Je me sentais un peu gêné d’être allongé sur le lit d’une fille que je venais de rencontrer, mais j’ai enlevé mes sandales et me suis doucement glissé par-dessus la rambarde. Je m’attendais toujours à des vagues, malgré ce qu’elle venait de me dire, mais j’avais plutôt l’impression d’être allongé dans une couche de boue gluante, épousant parfaitement la forme du corps, sans vraiment bouger une fois en place.
« Waouh, il n’y a vraiment aucun mouvement. »
Rachel acquiesça. « On dit que c’est génial à plusieurs, car on ne bouscule pas son partenaire en entrant et en sortant du lit. »
Il me semblait possible que Rachel cherche à savoir si j’étais attachée. « On dit que… ? » ai-je lancé en plaisantant, cherchant peut-être moi aussi à en savoir plus.
« À toi de me le dire », dit-elle avec un sourire pincé, en faisant le tour du lit pour s’allonger à côté de moi. Enfin, pas vraiment à côté de moi. C’était un lit king-size, après tout, et il y avait encore beaucoup d’espace entre nous.

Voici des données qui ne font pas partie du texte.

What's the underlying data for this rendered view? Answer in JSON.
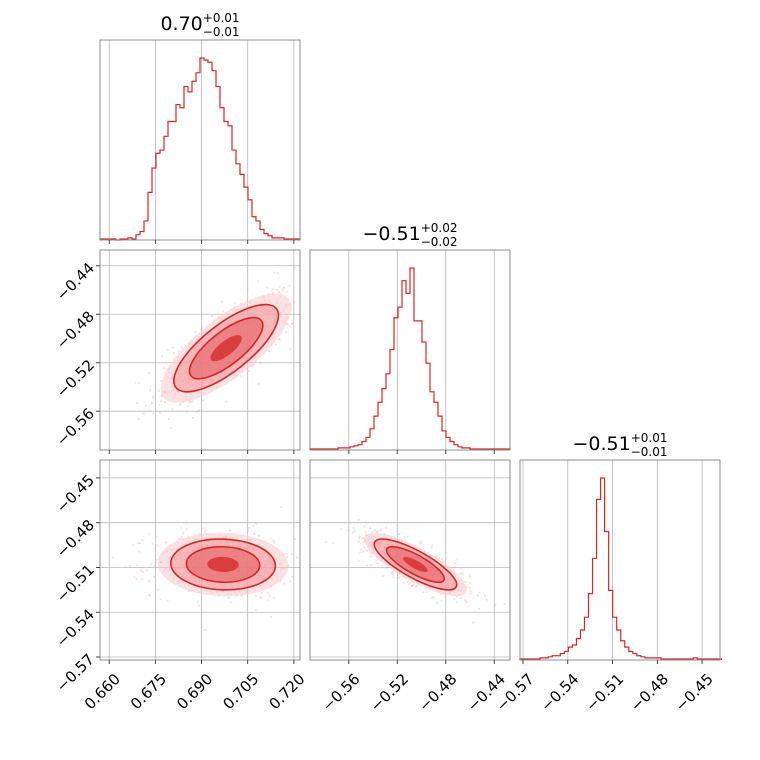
{
  "chart_data": {
    "type": "corner",
    "color": "#d62728",
    "parameters": [
      {
        "title": {
          "value": "0.70",
          "plus": "+0.01",
          "minus": "−0.01"
        },
        "range": [
          0.657,
          0.722
        ],
        "ticks": [
          {
            "v": 0.66,
            "label": "0.660"
          },
          {
            "v": 0.675,
            "label": "0.675"
          },
          {
            "v": 0.69,
            "label": "0.690"
          },
          {
            "v": 0.705,
            "label": "0.705"
          },
          {
            "v": 0.72,
            "label": "0.720"
          }
        ],
        "hist": {
          "edges_start": 0.657,
          "bin_width": 0.0013,
          "counts": [
            1,
            1,
            1,
            1,
            0,
            1,
            1,
            2,
            1,
            5,
            8,
            18,
            45,
            68,
            82,
            85,
            98,
            112,
            112,
            128,
            125,
            145,
            140,
            150,
            158,
            172,
            170,
            168,
            160,
            145,
            125,
            112,
            108,
            85,
            72,
            62,
            50,
            38,
            22,
            18,
            10,
            6,
            4,
            2,
            2,
            2,
            1,
            1,
            1,
            1
          ]
        }
      },
      {
        "title": {
          "value": "−0.51",
          "plus": "+0.02",
          "minus": "−0.02"
        },
        "range": [
          -0.592,
          -0.427
        ],
        "ticks": [
          {
            "v": -0.56,
            "label": "−0.56"
          },
          {
            "v": -0.52,
            "label": "−0.52"
          },
          {
            "v": -0.48,
            "label": "−0.48"
          },
          {
            "v": -0.44,
            "label": "−0.44"
          }
        ],
        "hist": {
          "edges_start": -0.592,
          "bin_width": 0.0033,
          "counts": [
            1,
            1,
            1,
            1,
            1,
            1,
            1,
            2,
            2,
            2,
            3,
            4,
            5,
            8,
            12,
            20,
            32,
            45,
            58,
            72,
            95,
            125,
            135,
            160,
            148,
            172,
            122,
            122,
            102,
            82,
            55,
            45,
            32,
            18,
            12,
            8,
            5,
            3,
            2,
            2,
            1,
            1,
            1,
            1,
            1,
            1,
            1,
            1,
            1,
            1
          ]
        }
      },
      {
        "title": {
          "value": "−0.51",
          "plus": "+0.01",
          "minus": "−0.01"
        },
        "range": [
          -0.572,
          -0.438
        ],
        "ticks": [
          {
            "v": -0.57,
            "label": "−0.57"
          },
          {
            "v": -0.54,
            "label": "−0.54"
          },
          {
            "v": -0.51,
            "label": "−0.51"
          },
          {
            "v": -0.48,
            "label": "−0.48"
          },
          {
            "v": -0.45,
            "label": "−0.45"
          }
        ],
        "hist": {
          "edges_start": -0.572,
          "bin_width": 0.0027,
          "counts": [
            1,
            1,
            1,
            1,
            1,
            2,
            2,
            3,
            4,
            4,
            6,
            8,
            12,
            14,
            20,
            28,
            40,
            62,
            95,
            150,
            170,
            120,
            65,
            40,
            28,
            18,
            12,
            8,
            6,
            4,
            3,
            2,
            2,
            2,
            2,
            1,
            1,
            1,
            1,
            1,
            1,
            1,
            1,
            2,
            1,
            1,
            1,
            1,
            1,
            1
          ]
        }
      }
    ],
    "pairs": [
      {
        "x": 0,
        "y": 1,
        "rho": 0.75,
        "mean": [
          0.698,
          -0.508
        ],
        "sd": [
          0.0085,
          0.018
        ]
      },
      {
        "x": 0,
        "y": 2,
        "rho": -0.05,
        "mean": [
          0.697,
          -0.508
        ],
        "sd": [
          0.0085,
          0.0085
        ]
      },
      {
        "x": 1,
        "y": 2,
        "rho": -0.8,
        "mean": [
          -0.505,
          -0.508
        ],
        "sd": [
          0.017,
          0.0085
        ]
      }
    ]
  }
}
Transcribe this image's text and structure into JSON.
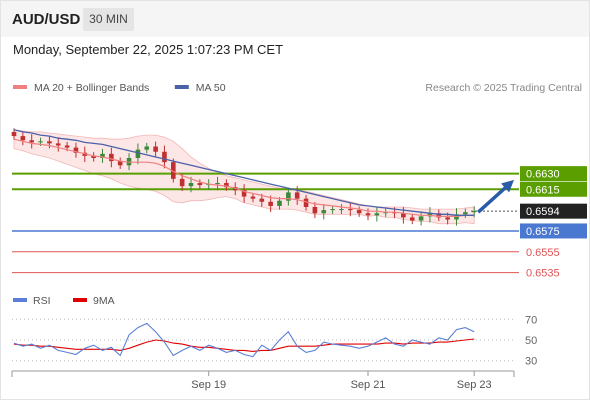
{
  "header": {
    "pair": "AUD/USD",
    "timeframe": "30 MIN",
    "datetime": "Monday, September 22, 2025 1:07:23 PM CET"
  },
  "colors": {
    "up": "#3a8a3a",
    "down": "#c03030",
    "ma20": "#f08080",
    "band_fill": "#fbdcdc",
    "ma50": "#4a62a8",
    "resistance": "#5a9e00",
    "support": "#4a78d0",
    "minor_level": "#e05555",
    "arrow": "#2a5ba8",
    "rsi": "#5b7fd6",
    "rsi_ma": "#e00000"
  },
  "chart_data": [
    {
      "type": "candlestick",
      "legend": [
        {
          "label": "MA 20 + Bollinger Bands",
          "color": "#f08080"
        },
        {
          "label": "MA 50",
          "color": "#4a62a8"
        }
      ],
      "legend_position": "top-left",
      "attribution": "Research © 2025 Trading Central",
      "ylim": [
        0.6527,
        0.6692
      ],
      "levels": [
        {
          "value": 0.663,
          "label": "0.6630",
          "kind": "resistance"
        },
        {
          "value": 0.6615,
          "label": "0.6615",
          "kind": "resistance"
        },
        {
          "value": 0.6594,
          "label": "0.6594",
          "kind": "last-price"
        },
        {
          "value": 0.6575,
          "label": "0.6575",
          "kind": "support"
        },
        {
          "value": 0.6555,
          "label": "0.6555",
          "kind": "minor"
        },
        {
          "value": 0.6535,
          "label": "0.6535",
          "kind": "minor"
        }
      ],
      "projection": {
        "from": 0.6593,
        "to": 0.6624,
        "direction": "up"
      },
      "x_ticks": [
        {
          "index": 22,
          "label": "Sep 19"
        },
        {
          "index": 40,
          "label": "Sep 21"
        },
        {
          "index": 52,
          "label": "Sep 23"
        }
      ],
      "closes": [
        0.6666,
        0.6662,
        0.666,
        0.6661,
        0.6659,
        0.6657,
        0.6655,
        0.665,
        0.6647,
        0.6645,
        0.6649,
        0.6642,
        0.6638,
        0.6645,
        0.6653,
        0.6656,
        0.6651,
        0.6641,
        0.6625,
        0.6618,
        0.6621,
        0.6619,
        0.662,
        0.6621,
        0.6617,
        0.6614,
        0.6608,
        0.6606,
        0.6603,
        0.6599,
        0.6604,
        0.6612,
        0.6606,
        0.6598,
        0.6592,
        0.6595,
        0.6596,
        0.6596,
        0.6595,
        0.6592,
        0.659,
        0.6592,
        0.6593,
        0.6592,
        0.6588,
        0.6585,
        0.6589,
        0.6592,
        0.6588,
        0.6586,
        0.6591,
        0.6593,
        0.6594
      ],
      "ma20": [
        0.6663,
        0.6661,
        0.6659,
        0.6658,
        0.6657,
        0.6655,
        0.6653,
        0.6651,
        0.6649,
        0.6647,
        0.6646,
        0.6644,
        0.6642,
        0.6641,
        0.6641,
        0.6641,
        0.664,
        0.6637,
        0.6632,
        0.6628,
        0.6625,
        0.6622,
        0.662,
        0.6619,
        0.6618,
        0.6616,
        0.6613,
        0.6611,
        0.6609,
        0.6607,
        0.6606,
        0.6606,
        0.6605,
        0.6603,
        0.6601,
        0.66,
        0.6599,
        0.6598,
        0.6597,
        0.6596,
        0.6594,
        0.6594,
        0.6593,
        0.6593,
        0.6592,
        0.6591,
        0.659,
        0.659,
        0.6589,
        0.6589,
        0.6589,
        0.659,
        0.659
      ],
      "bb_upper": [
        0.6672,
        0.6671,
        0.667,
        0.667,
        0.6669,
        0.6668,
        0.6667,
        0.6666,
        0.6665,
        0.6664,
        0.6664,
        0.6663,
        0.6663,
        0.6664,
        0.6666,
        0.6667,
        0.6667,
        0.6665,
        0.6661,
        0.6654,
        0.6646,
        0.664,
        0.6635,
        0.6631,
        0.6628,
        0.6626,
        0.6624,
        0.6622,
        0.662,
        0.6618,
        0.6616,
        0.6616,
        0.6615,
        0.6613,
        0.6611,
        0.6609,
        0.6607,
        0.6605,
        0.6603,
        0.6601,
        0.6599,
        0.6598,
        0.6598,
        0.6598,
        0.6598,
        0.6597,
        0.6596,
        0.6596,
        0.6596,
        0.6596,
        0.6596,
        0.6597,
        0.6598
      ],
      "bb_lower": [
        0.6654,
        0.6652,
        0.6649,
        0.6647,
        0.6645,
        0.6642,
        0.6639,
        0.6636,
        0.6633,
        0.663,
        0.6628,
        0.6625,
        0.6621,
        0.6618,
        0.6616,
        0.6615,
        0.6613,
        0.6609,
        0.6603,
        0.6602,
        0.6604,
        0.6604,
        0.6605,
        0.6607,
        0.6608,
        0.6606,
        0.6602,
        0.66,
        0.6598,
        0.6596,
        0.6596,
        0.6596,
        0.6595,
        0.6593,
        0.6591,
        0.6591,
        0.6591,
        0.6591,
        0.6591,
        0.6591,
        0.6589,
        0.659,
        0.6588,
        0.6588,
        0.6586,
        0.6585,
        0.6584,
        0.6584,
        0.6582,
        0.6582,
        0.6582,
        0.6583,
        0.6582
      ],
      "ma50": [
        0.6672,
        0.667,
        0.6669,
        0.6667,
        0.6666,
        0.6664,
        0.6663,
        0.6662,
        0.666,
        0.6659,
        0.6658,
        0.6656,
        0.6654,
        0.6652,
        0.665,
        0.6648,
        0.6646,
        0.6644,
        0.6642,
        0.664,
        0.6638,
        0.6636,
        0.6634,
        0.6632,
        0.663,
        0.6628,
        0.6626,
        0.6624,
        0.6622,
        0.662,
        0.6618,
        0.6616,
        0.6614,
        0.6612,
        0.661,
        0.6608,
        0.6606,
        0.6604,
        0.6602,
        0.66,
        0.6599,
        0.6598,
        0.6597,
        0.6596,
        0.6595,
        0.6594,
        0.6593,
        0.6592,
        0.6591,
        0.6591,
        0.659,
        0.659,
        0.659
      ]
    },
    {
      "type": "line",
      "legend": [
        {
          "label": "RSI",
          "color": "#5b7fd6"
        },
        {
          "label": "9MA",
          "color": "#e00000"
        }
      ],
      "ylim": [
        22,
        78
      ],
      "y_ticks": [
        70,
        50,
        30
      ],
      "rsi": [
        47,
        44,
        46,
        42,
        45,
        40,
        38,
        36,
        42,
        45,
        40,
        43,
        35,
        55,
        62,
        66,
        58,
        48,
        35,
        40,
        44,
        40,
        45,
        42,
        38,
        40,
        36,
        34,
        45,
        40,
        50,
        58,
        44,
        38,
        40,
        48,
        46,
        45,
        44,
        42,
        44,
        48,
        52,
        46,
        44,
        50,
        48,
        46,
        52,
        50,
        60,
        62,
        58
      ],
      "rsi_ma": [
        46,
        45,
        45,
        44,
        44,
        43,
        42,
        41,
        41,
        41,
        41,
        41,
        40,
        42,
        45,
        48,
        50,
        49,
        47,
        46,
        44,
        43,
        43,
        42,
        41,
        40,
        40,
        39,
        40,
        40,
        42,
        44,
        44,
        44,
        44,
        45,
        46,
        46,
        46,
        46,
        46,
        46,
        47,
        47,
        46,
        47,
        47,
        47,
        48,
        48,
        49,
        50,
        51
      ]
    }
  ]
}
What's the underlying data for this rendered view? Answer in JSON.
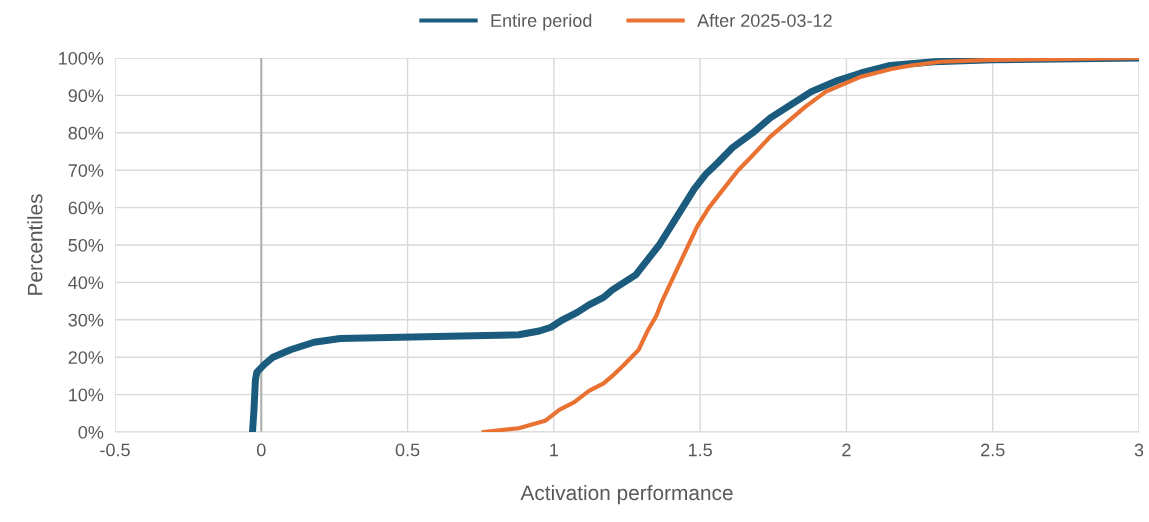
{
  "chart_data": {
    "type": "line",
    "xlabel": "Activation performance",
    "ylabel": "Percentiles",
    "xlim": [
      -0.5,
      3
    ],
    "xticks": [
      -0.5,
      0,
      0.5,
      1,
      1.5,
      2,
      2.5,
      3
    ],
    "ylim": [
      0,
      100
    ],
    "yticks": [
      {
        "value": 0,
        "label": "0%"
      },
      {
        "value": 10,
        "label": "10%"
      },
      {
        "value": 20,
        "label": "20%"
      },
      {
        "value": 30,
        "label": "30%"
      },
      {
        "value": 40,
        "label": "40%"
      },
      {
        "value": 50,
        "label": "50%"
      },
      {
        "value": 60,
        "label": "60%"
      },
      {
        "value": 70,
        "label": "70%"
      },
      {
        "value": 80,
        "label": "80%"
      },
      {
        "value": 90,
        "label": "90%"
      },
      {
        "value": 100,
        "label": "100%"
      }
    ],
    "grid": true,
    "legend": "top",
    "marker": "none",
    "line_style": "solid",
    "ref_lines": [
      {
        "axis": "x",
        "value": 0,
        "label": null,
        "color": "#b0b0b0"
      }
    ],
    "series": [
      {
        "name": "Entire period",
        "color": "#1b5b7d",
        "x": [
          -0.03,
          -0.025,
          -0.02,
          -0.015,
          0.01,
          0.04,
          0.1,
          0.18,
          0.27,
          0.88,
          0.95,
          0.99,
          1.03,
          1.08,
          1.12,
          1.17,
          1.2,
          1.24,
          1.28,
          1.31,
          1.36,
          1.4,
          1.44,
          1.48,
          1.52,
          1.56,
          1.61,
          1.68,
          1.74,
          1.82,
          1.88,
          1.97,
          2.05,
          2.15,
          2.3,
          2.5,
          3
        ],
        "values": [
          0,
          6,
          14,
          16,
          18,
          20,
          22,
          24,
          25,
          26,
          27,
          28,
          30,
          32,
          34,
          36,
          38,
          40,
          42,
          45,
          50,
          55,
          60,
          65,
          69,
          72,
          76,
          80,
          84,
          88,
          91,
          94,
          96,
          98,
          99,
          99.5,
          100
        ]
      },
      {
        "name": "After 2025-03-12",
        "color": "#e97132",
        "x": [
          0.76,
          0.88,
          0.97,
          1.02,
          1.07,
          1.12,
          1.17,
          1.2,
          1.24,
          1.29,
          1.32,
          1.35,
          1.37,
          1.4,
          1.43,
          1.46,
          1.49,
          1.53,
          1.58,
          1.63,
          1.68,
          1.74,
          1.8,
          1.86,
          1.93,
          1.99,
          2.05,
          2.15,
          2.22,
          2.32,
          2.5,
          3
        ],
        "values": [
          0,
          1,
          3,
          6,
          8,
          11,
          13,
          15,
          18,
          22,
          27,
          31,
          35,
          40,
          45,
          50,
          55,
          60,
          65,
          70,
          74,
          79,
          83,
          87,
          91,
          93,
          95,
          97,
          98,
          99,
          99.5,
          100
        ]
      }
    ]
  }
}
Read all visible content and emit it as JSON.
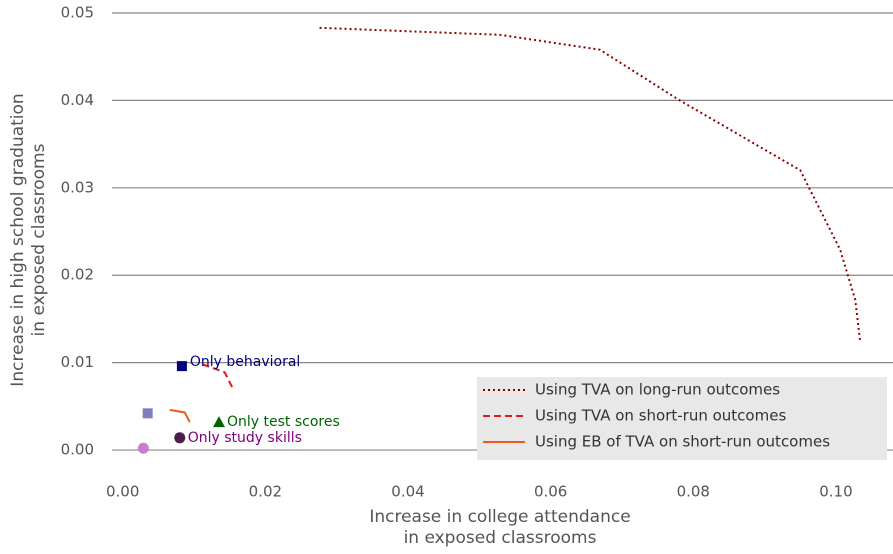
{
  "chart_data": {
    "type": "line",
    "xlabel": [
      "Increase in college attendance",
      "in exposed classrooms"
    ],
    "ylabel": [
      "Increase in high school graduation",
      "in exposed classrooms"
    ],
    "xlim": [
      -0.0015,
      0.108
    ],
    "ylim": [
      -0.0025,
      0.0505
    ],
    "xticks": [
      {
        "value": 0,
        "label": "0.00"
      },
      {
        "value": 0.02,
        "label": "0.02"
      },
      {
        "value": 0.04,
        "label": "0.04"
      },
      {
        "value": 0.06,
        "label": "0.06"
      },
      {
        "value": 0.08,
        "label": "0.08"
      },
      {
        "value": 0.1,
        "label": "0.10"
      }
    ],
    "yticks": [
      {
        "value": 0,
        "label": "0.00"
      },
      {
        "value": 0.01,
        "label": "0.01"
      },
      {
        "value": 0.02,
        "label": "0.02"
      },
      {
        "value": 0.03,
        "label": "0.03"
      },
      {
        "value": 0.04,
        "label": "0.04"
      },
      {
        "value": 0.05,
        "label": "0.05"
      }
    ],
    "grid": true,
    "legend": "lower right",
    "series": [
      {
        "name": "Using TVA on long-run outcomes",
        "color": "#8b0000",
        "style": "dotted",
        "x": [
          0.0276,
          0.0529,
          0.0669,
          0.0781,
          0.095,
          0.1006,
          0.1027,
          0.1034
        ],
        "y": [
          0.0483,
          0.0475,
          0.0458,
          0.04,
          0.032,
          0.0229,
          0.0172,
          0.0124
        ]
      },
      {
        "name": "Using TVA on short-run outcomes",
        "color": "#e31a1c",
        "style": "dashed",
        "x": [
          0.0112,
          0.0143,
          0.0154
        ],
        "y": [
          0.0098,
          0.0089,
          0.0071
        ]
      },
      {
        "name": "Using EB of TVA on short-run outcomes",
        "color": "#f05a1e",
        "style": "solid",
        "x": [
          0.0066,
          0.0087,
          0.0094
        ],
        "y": [
          0.0046,
          0.0043,
          0.0032
        ]
      }
    ],
    "points": [
      {
        "x": 0.0083,
        "y": 0.0096,
        "color": "#000080",
        "marker": "square",
        "label": "Only behavioral"
      },
      {
        "x": 0.0035,
        "y": 0.0042,
        "color": "#7f7fbf",
        "marker": "square"
      },
      {
        "x": 0.0135,
        "y": 0.0032,
        "color": "#006400",
        "marker": "triangle",
        "label": "Only test scores"
      },
      {
        "x": 0.008,
        "y": 0.0014,
        "color": "#4b1f4b",
        "marker": "circle",
        "label": "Only study skills",
        "label_color": "#800080"
      },
      {
        "x": 0.0029,
        "y": 0.0002,
        "color": "#c77fc7",
        "marker": "circle"
      }
    ]
  }
}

« Je parie que vous ne l’avez presque pas senti », dit-elle.
Je l’ai regardée. « Très bien. »
À peine avais-je prononcé ces mots que je réalisai qu’ils pouvaient être interprétés de bien des manières. Si elle décidait de les prendre comme un compliment sur son excellente posture allongée, cela me convenait parfaitement.
Rachel se contenta d’acquiescer. J’aurais parié qu’elle se relèverait aussitôt, mais je comprenais parfaitement pourquoi elle ne l’avait pas fait. Les nuages avaient envahi le ciel ces dernières minutes, et avec la brise fraîche qui entrait par la fenêtre, la chaleur du matelas chauffant était vraiment agréable.
Rachel soupira, visiblement détendue, et ferma les yeux. Peut-être en faisait-elle des tonnes pour vendre le lit plus facilement, mais j’en profitai pour l’observer un peu plus.